8 thoughts on “Standard Patent Size

  1. 3

    Good or Bad?: Perhaps a question for a different post, but the standardization has some important benefits: reducing transaction costs between applicant and attorney and facilitating better management of patent examiners.

    “Standardization” has facilitated the opposite of better management of patent examiners.

    “Standard” claim count being used to justify some type of standard “one sized widget” management may make things “easier,” but easier is not synonymous with better management.

  2. 2

    OK, as a recent example, a client has four US cases within the general size indicated in your analysis (with identical specifications), but a single application in Canada, India, China, and a few other places, with 4x times the number of claims in any one of the US cases. It is nice not to get nicked for extra claims in such places. In pre-Draconian US restriction practice days, that would have been a single US filing and we would have filed and paid fees accordingly. Now, we file four US cases on the same day to get the same result. Is this progress? More monkey motion at the USPTO, as far as I am concerned. Results in more maintenance fee payments, if that’s the USPTO goal…. But, it has not done any favors for the patent owner….

    On the other hand, given the financial pinch at the EPO on large cases, we shrink all of that down to maybe 18 claims total from the 4 US cases. Yet, given the “multiple/multiple dependency” scheme allowed there, we didn’t give up as much as you might in the US context. On the other hand, in litigation in Europe, you are more likely to get some of the 18 claims found infringed than the 80 claims in the US, due to the more practical claims interpretation.

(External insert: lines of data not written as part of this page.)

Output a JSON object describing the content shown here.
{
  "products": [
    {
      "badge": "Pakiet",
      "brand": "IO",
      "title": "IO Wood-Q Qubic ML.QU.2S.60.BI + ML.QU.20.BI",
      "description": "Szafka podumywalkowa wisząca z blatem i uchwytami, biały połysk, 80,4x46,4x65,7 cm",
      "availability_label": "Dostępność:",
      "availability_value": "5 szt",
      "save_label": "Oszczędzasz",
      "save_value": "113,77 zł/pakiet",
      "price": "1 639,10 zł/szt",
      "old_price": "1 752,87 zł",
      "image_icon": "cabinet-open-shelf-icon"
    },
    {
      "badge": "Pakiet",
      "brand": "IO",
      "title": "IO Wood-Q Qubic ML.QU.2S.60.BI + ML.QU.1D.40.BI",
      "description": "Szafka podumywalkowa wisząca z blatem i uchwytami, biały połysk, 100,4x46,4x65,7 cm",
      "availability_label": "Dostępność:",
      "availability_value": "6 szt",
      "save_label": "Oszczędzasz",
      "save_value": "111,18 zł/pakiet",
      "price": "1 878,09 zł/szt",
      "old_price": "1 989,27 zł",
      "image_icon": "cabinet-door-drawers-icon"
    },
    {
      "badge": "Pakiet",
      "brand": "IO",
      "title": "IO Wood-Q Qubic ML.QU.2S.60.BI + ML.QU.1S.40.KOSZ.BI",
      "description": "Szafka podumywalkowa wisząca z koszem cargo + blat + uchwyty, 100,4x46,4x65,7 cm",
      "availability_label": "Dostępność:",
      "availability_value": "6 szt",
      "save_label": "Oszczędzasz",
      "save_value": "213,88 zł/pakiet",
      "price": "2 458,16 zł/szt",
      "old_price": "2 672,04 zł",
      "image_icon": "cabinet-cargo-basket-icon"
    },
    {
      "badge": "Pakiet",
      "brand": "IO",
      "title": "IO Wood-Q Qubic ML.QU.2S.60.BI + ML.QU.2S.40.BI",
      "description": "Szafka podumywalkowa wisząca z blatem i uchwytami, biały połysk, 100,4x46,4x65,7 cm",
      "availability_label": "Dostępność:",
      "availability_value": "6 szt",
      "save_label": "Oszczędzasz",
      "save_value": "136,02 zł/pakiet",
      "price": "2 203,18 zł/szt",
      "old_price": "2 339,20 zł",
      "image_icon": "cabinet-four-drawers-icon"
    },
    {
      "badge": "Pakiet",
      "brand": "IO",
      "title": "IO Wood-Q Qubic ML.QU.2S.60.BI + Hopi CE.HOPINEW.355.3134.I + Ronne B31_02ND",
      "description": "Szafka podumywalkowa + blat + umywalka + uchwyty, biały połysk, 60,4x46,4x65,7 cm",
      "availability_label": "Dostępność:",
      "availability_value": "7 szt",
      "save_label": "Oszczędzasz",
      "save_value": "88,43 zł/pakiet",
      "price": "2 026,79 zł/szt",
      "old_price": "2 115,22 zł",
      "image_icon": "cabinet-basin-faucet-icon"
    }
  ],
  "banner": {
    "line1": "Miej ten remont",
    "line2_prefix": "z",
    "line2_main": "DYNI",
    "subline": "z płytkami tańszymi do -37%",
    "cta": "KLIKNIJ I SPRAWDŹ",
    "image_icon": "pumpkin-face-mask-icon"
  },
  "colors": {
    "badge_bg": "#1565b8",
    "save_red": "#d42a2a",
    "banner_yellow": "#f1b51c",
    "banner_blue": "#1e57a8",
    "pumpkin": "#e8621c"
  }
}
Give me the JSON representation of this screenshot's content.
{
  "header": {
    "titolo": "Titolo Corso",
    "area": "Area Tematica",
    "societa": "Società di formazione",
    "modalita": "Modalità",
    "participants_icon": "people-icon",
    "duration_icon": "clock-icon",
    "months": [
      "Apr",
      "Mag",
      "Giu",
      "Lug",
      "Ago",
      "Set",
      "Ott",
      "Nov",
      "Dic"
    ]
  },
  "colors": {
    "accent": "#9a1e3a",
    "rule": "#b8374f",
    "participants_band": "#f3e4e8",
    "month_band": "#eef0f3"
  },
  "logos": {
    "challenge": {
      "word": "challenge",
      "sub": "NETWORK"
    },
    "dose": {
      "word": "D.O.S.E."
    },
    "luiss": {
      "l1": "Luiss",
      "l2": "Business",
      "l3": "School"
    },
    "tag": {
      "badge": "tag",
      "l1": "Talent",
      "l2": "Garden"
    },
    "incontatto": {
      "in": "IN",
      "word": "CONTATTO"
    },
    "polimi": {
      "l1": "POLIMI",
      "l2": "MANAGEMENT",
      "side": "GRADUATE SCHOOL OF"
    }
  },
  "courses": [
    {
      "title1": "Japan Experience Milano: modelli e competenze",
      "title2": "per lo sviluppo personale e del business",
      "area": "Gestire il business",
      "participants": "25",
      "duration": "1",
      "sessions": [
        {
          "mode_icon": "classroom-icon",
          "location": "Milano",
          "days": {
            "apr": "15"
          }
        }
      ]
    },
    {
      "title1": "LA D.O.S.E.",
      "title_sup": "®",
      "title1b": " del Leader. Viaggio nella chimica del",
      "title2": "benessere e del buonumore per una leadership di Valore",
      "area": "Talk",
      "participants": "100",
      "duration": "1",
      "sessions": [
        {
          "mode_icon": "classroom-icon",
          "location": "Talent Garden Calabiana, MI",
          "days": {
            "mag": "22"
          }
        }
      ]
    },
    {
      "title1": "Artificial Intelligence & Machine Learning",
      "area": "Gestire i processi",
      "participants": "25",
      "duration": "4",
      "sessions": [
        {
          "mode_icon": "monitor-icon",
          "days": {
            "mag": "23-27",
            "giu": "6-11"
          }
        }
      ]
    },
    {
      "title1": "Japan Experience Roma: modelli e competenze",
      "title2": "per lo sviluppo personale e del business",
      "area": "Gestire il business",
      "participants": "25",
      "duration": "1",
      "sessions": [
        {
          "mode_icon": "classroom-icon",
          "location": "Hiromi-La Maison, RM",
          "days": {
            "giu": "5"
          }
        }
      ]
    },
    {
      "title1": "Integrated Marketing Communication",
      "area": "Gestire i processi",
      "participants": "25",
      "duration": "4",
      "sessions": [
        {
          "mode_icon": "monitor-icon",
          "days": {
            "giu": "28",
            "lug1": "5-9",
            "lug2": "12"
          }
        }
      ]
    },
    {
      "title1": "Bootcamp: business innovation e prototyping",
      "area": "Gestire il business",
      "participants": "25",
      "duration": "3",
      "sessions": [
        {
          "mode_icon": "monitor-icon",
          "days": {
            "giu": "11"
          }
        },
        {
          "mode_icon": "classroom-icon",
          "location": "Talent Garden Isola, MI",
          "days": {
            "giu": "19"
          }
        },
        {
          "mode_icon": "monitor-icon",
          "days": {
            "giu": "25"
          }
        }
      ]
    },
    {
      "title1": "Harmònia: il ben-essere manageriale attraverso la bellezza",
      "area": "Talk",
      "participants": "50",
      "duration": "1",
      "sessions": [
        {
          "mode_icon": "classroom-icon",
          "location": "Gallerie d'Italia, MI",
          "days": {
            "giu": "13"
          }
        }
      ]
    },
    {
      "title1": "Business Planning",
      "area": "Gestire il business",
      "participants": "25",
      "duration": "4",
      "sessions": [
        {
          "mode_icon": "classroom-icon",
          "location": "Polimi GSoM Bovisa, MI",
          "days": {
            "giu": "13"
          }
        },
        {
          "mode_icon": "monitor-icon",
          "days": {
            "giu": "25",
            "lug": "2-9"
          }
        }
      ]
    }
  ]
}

Likewise with respect to validity, in many arts…

    So, there are different answers for different legal schemes… …in different places around the world…. And, the US scheme presently provides less value for the $$ than many other countries….

    1. 2.1

      Isn’t there also a serious risk of “obviousness type double patenting” rejections in voluntarily [not by PTO restriction] splitting up inventions into plural applications just to file more claims less expensively?

      1. 2.1.1

        Note that merely having identical 20 year patent terms does not eliminate OTDP dangers. See the Federal Circuit’s decisions in Gilead Sciences, Inc. v. Natco Pharma Ltd., 753 F.3d 1208 (Fed. Cir. 2014), and Abbvie v. Mathilda & Terence Kennedy Institute, 764 F. 3d 1366 (Fed. Cir. 2014).

      2. 2.1.2

        I would view that risk as non-negligible, but certainly lower than the efforts to corrodinate continued prosecution. Same day filings with multiply different claim sets do not always get assigned to the same examiner, so fragmentation and (undesired) overlap may emerge after filing.

        The OTDP rejection is easy enough to overcome, if it arises. Also, it should be remembered that same day filing does NOT always yield same term lengths (due to PTA).

        1. 2.1.2.1

          Good additional points. But note that failure of at least one of the various split filing application’s examiners to apply OTDP is quite possible. But it will NOT be overlooked by defendants being threatend by or sued on any such patents, and it may NOT be fixable by terminal disclaimers at that late date per some Fed. Cir. decisions.

    2. 2.2

      The hot topic in England at the moment is infringement by equivalent, a scope of protection wider than what the claim means. Why did the UKSC do this, just a few weeks ago, in Activis v Lilly? To conform with the jurisprudence of mainland Europe. In doing so, it overturned a century of precedent, to help patent owners. Interesting, no?

  3. 1

    This is a good blog analysis of these statistics.

    The increased prep and prosecution fee and cost restrictions and controls by many major users of the PTO* could also account for the indicated reduction in divisional applications, since in most cases divisionals are no longer filed without client approval, which is not always granted. Also, there is the PTO system for subsequent rejoinder of restricted claims in some cases.

    *Many of whom do not seem to appreciate any correlation to their patent enforcement difficulties.